Linked data in the creases: blinkered by BIBFRAME, have we missed the real story?

I keep you in the creases / I hide you in the folds / Protect you from the sunlight / Shield you from the cold. / Everybody said they were glad to see you go / But no one ever has to know.

—Amber Rubarth, “In the Creases

American catalogers and systems librarians can be forgiven for thinking that all the linked-data action lies with the BIBFRAME development effort. BIBFRAME certainly represents the lion’s share of what I’ve bookmarked for next semester’s XML and linked-data course. All along, I’ve wondered where the digital librarians, metadata librarians, records managers, and archivists—information professionals who describe information resources but are at best peripheral to the MARC establishment—were hiding in the linked-data ferment, as BIBFRAME certainly isn’t paying them much attention. After attending Semantic Web in Libraries 2013 (acronym SWIB because the conference takes place in Germany), I know where they are and what they’re making: linked data that lives in the creases, building bridges across boundaries and canals through liminal spaces.

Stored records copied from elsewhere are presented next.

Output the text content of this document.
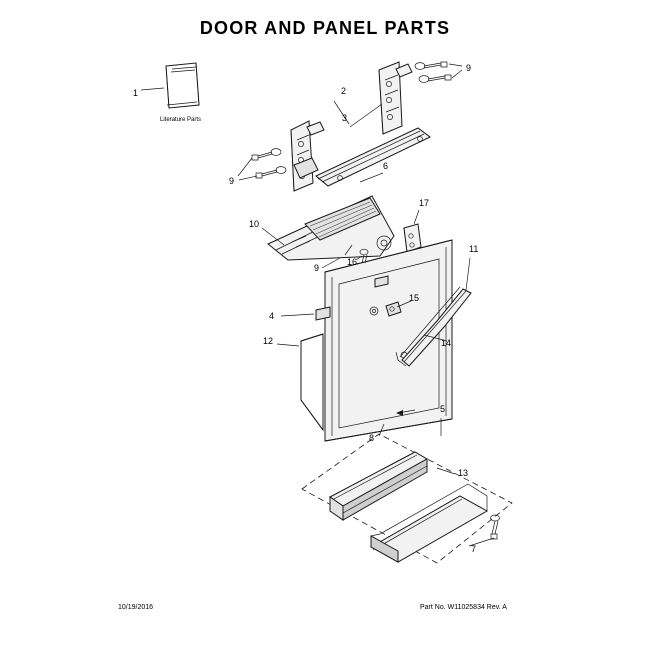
DOOR AND PANEL PARTS
Literature Parts
1	2
3
4
5
6
7
8
9
9
9
10
11
12
13
14
15
16
17
10/19/2016	Part No. W11025834 Rev. A
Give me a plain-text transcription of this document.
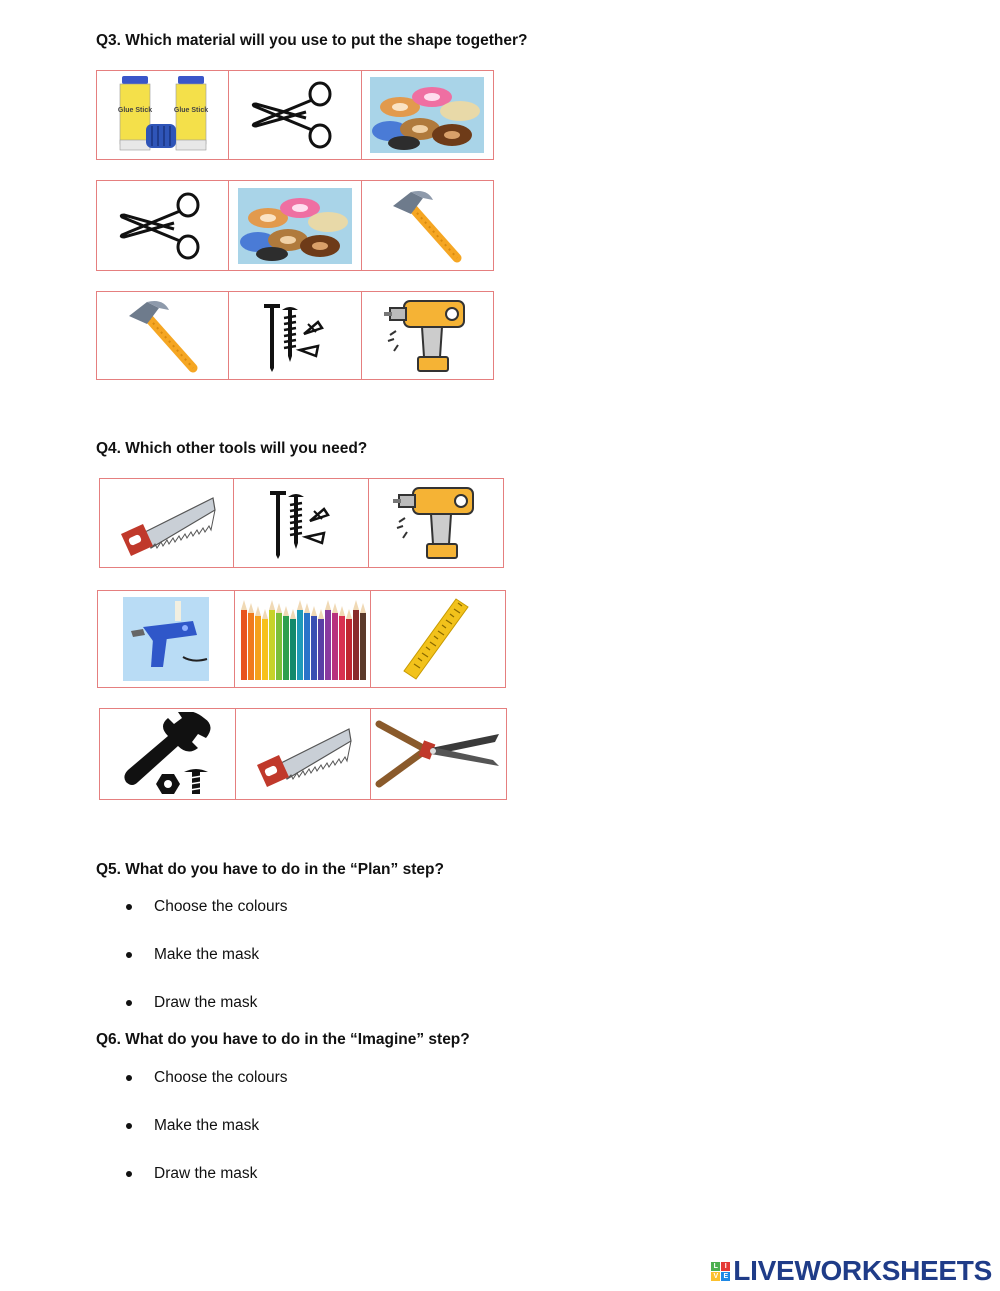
Q3. Which material will you use to put the shape together?

Glue Stick	Glue Stick

Q4. Which other tools will you need?

Q5. What do you have to do in the “Plan” step?

Choose the colours
Make the mask
Draw the mask

Q6. What do you have to do in the “Imagine” step?

Choose the colours
Make the mask
Draw the mask
L I
V E LIVEWORKSHEETS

Because linked data is designed to bridge diverse communities, vocabularies, and standards, it doesn’t show to best advantage in siloed, heavily-standardized arenas such as the current MARC environment. If BIBFRAME sometimes feels uncompelling on its own, this is likely why! Linked data shines most where diverse sources and types of data are forced to rub elbows, an increasing pain point for many libraries trying to make one-stop-shopping discovery layers and portals. I first noticed an implementation that spoke to that truth in 2012, when the Missouri History Museum demonstrated their use of linked data as a translation layer between disparate digital collections with differing metadata schemes. SWIB13 offered plentiful examples of similar projects, including an important one from the US side of the pond. In building the AgriVIVO disciplinary search portal, Cornell University walked away from traditional crosswalks, instead finding the pieces of information they needed from whatever metadata their partners could give them and expressing those in linked data. This just-in-time aggregation approach lets AgriVIVO welcome and enhance any available metadata while avoiding tiresome and often fruitless arguments about standards and metadata quality.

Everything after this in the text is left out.